Memories stirred, hazy and fragmented, drifting through his mind in pieces he couldn’t place. Faces blurred together, memories from a different life, and a strange realization crept over him: he wasn’t who he’d been. He’d become… someone else. And as the fragments pieced together, he felt only a dull ache, not quite fear but something hollow and consuming.

When he awoke again, his mind was clearer, though a sense of emptiness gnawed at him. Some details surfaced—names, faint memories. He remembered this nurse and the place, though it brought him no comfort. His eyes scanned the room, and a faint, creeping despair settled over him. Somehow, he’d ended up as this person, a man in his twenties, working as a guard on a poor farmer’s land, tasked with watching over livestock through the cold night hours to keep away thieves.

He sifted through fragments of his new life, his gaze blank as details floated to the surface, each one leaving a bitter taste in his mouth. This man was uneducated, hardly more than a stranger in his own world. His knowledge was basic at best, and his life was confined to the most ordinary of tasks, watching sheep in the night and retreating each dawn to a cold shack at the edge of a village that barely tolerated him. He was a man who had drifted through life, scarcely noticed and rarely needed.

The frustration he felt was dull, his thoughts sluggish, as though even his emotions had grown weary. Is this my life now? he wondered, though there was no spark of resolve behind the question. Just a deep sense of loss, an ache that settled in his chest and refused to leave.
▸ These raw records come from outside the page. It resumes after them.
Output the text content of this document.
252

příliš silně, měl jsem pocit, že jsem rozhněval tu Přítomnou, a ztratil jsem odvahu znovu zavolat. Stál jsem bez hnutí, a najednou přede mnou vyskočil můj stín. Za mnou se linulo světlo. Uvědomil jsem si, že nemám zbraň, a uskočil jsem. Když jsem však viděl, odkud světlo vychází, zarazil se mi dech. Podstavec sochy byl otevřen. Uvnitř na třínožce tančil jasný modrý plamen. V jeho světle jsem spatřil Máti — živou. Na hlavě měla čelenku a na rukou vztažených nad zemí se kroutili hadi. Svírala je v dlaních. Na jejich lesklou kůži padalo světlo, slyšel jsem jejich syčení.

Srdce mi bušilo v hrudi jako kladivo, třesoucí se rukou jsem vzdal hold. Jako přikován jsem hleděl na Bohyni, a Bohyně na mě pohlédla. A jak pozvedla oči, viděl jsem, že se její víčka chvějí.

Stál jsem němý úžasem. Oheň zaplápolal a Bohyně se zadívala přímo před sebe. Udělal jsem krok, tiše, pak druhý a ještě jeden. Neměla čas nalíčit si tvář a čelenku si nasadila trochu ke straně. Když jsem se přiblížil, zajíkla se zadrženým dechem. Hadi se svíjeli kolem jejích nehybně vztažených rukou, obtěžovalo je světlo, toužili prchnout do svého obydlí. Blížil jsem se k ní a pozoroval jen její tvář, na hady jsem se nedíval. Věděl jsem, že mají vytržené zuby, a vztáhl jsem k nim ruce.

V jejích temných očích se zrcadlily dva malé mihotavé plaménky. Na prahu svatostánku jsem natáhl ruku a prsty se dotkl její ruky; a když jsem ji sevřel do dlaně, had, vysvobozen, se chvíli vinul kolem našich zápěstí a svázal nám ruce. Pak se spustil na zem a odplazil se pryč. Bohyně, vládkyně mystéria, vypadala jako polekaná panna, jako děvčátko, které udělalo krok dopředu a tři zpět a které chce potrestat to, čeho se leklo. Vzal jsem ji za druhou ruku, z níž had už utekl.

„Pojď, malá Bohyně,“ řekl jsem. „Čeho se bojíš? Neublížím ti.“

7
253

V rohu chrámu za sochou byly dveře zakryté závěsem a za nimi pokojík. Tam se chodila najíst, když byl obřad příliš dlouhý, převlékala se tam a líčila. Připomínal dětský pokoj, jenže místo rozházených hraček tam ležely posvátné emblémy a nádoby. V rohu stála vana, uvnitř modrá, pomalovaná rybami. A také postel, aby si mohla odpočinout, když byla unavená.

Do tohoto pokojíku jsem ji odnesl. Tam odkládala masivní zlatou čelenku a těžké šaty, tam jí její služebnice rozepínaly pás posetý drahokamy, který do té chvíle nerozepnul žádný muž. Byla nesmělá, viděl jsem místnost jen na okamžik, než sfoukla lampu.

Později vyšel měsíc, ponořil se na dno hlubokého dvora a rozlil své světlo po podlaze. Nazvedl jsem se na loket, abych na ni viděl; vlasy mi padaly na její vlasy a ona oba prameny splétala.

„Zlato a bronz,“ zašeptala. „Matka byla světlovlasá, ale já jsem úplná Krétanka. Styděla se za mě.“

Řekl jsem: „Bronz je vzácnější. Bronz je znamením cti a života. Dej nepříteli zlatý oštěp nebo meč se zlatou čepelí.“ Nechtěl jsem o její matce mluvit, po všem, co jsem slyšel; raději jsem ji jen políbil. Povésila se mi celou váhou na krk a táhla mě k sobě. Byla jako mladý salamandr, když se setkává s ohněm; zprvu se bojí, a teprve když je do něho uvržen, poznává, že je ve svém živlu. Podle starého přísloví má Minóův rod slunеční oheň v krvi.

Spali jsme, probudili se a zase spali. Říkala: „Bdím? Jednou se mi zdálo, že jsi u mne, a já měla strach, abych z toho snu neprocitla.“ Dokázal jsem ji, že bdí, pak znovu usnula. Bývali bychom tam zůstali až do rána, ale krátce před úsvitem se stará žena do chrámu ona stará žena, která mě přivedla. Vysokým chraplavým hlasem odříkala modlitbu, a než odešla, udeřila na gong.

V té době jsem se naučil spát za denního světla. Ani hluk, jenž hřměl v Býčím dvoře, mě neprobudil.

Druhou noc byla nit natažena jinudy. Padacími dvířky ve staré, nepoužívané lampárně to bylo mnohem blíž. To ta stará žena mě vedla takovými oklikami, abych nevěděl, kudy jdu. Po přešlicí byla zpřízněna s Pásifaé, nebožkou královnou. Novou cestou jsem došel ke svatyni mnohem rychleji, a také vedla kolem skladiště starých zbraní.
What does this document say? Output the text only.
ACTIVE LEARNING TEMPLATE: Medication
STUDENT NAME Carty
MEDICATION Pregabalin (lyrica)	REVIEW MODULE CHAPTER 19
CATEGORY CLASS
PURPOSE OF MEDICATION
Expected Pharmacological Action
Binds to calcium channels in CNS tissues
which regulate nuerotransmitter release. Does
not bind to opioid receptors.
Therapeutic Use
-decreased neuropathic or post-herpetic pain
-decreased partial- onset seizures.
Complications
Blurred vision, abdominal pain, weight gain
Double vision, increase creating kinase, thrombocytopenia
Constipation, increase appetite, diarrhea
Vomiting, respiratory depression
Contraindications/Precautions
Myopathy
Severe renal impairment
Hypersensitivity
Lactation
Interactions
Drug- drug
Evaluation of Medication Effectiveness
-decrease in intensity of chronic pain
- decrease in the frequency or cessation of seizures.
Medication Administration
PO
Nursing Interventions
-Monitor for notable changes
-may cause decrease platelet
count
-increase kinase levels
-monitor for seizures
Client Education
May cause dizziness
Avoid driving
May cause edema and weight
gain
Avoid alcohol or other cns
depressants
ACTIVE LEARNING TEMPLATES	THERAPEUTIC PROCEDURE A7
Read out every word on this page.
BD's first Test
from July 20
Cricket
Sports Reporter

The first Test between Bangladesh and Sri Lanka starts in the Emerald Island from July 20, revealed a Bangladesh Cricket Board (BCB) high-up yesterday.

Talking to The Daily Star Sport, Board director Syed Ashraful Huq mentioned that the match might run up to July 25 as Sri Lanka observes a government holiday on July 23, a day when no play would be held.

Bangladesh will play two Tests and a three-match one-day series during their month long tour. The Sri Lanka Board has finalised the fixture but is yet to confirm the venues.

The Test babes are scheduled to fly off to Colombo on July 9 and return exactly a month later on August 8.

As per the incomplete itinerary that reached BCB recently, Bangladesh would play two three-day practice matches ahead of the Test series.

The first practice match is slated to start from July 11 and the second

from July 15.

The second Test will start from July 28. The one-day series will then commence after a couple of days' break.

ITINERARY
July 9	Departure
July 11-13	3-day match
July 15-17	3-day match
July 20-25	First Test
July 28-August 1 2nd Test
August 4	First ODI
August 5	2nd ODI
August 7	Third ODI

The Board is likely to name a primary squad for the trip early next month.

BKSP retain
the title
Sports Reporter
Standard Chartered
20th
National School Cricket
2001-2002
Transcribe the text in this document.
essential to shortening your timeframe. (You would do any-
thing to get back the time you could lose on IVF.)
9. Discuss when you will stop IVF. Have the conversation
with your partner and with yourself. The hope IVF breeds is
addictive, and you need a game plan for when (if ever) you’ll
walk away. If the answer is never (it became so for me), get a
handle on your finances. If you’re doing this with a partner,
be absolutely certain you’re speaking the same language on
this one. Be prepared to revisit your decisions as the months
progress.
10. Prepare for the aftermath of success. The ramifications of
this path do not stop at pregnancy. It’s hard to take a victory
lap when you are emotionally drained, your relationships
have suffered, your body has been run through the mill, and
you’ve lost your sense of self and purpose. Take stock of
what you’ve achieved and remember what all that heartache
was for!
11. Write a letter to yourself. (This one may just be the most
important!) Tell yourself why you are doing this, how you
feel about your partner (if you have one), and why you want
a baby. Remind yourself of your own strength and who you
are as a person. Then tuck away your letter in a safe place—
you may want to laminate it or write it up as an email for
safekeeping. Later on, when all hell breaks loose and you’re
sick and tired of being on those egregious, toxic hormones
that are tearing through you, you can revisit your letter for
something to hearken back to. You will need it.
As days passed, he watched the nurse shuffle between patients, her face etched with a constant strain as she moved from one bed to the next. The makeshift hospital overflowed with people in need, the air thick with quiet despair. She always returned to his bedside, bringing him a small meal, offering what little she could. But her words barely registered, her face a distant blur. His mind felt like it was slipping further from clarity, as though every new detail he discovered about this life only pushed him further away from himself.

When he was well enough to walk, he left. No words of thanks, no lingering look back. He took the bundle of clothes she handed him without comment, his face blank as he stepped out into the cold air.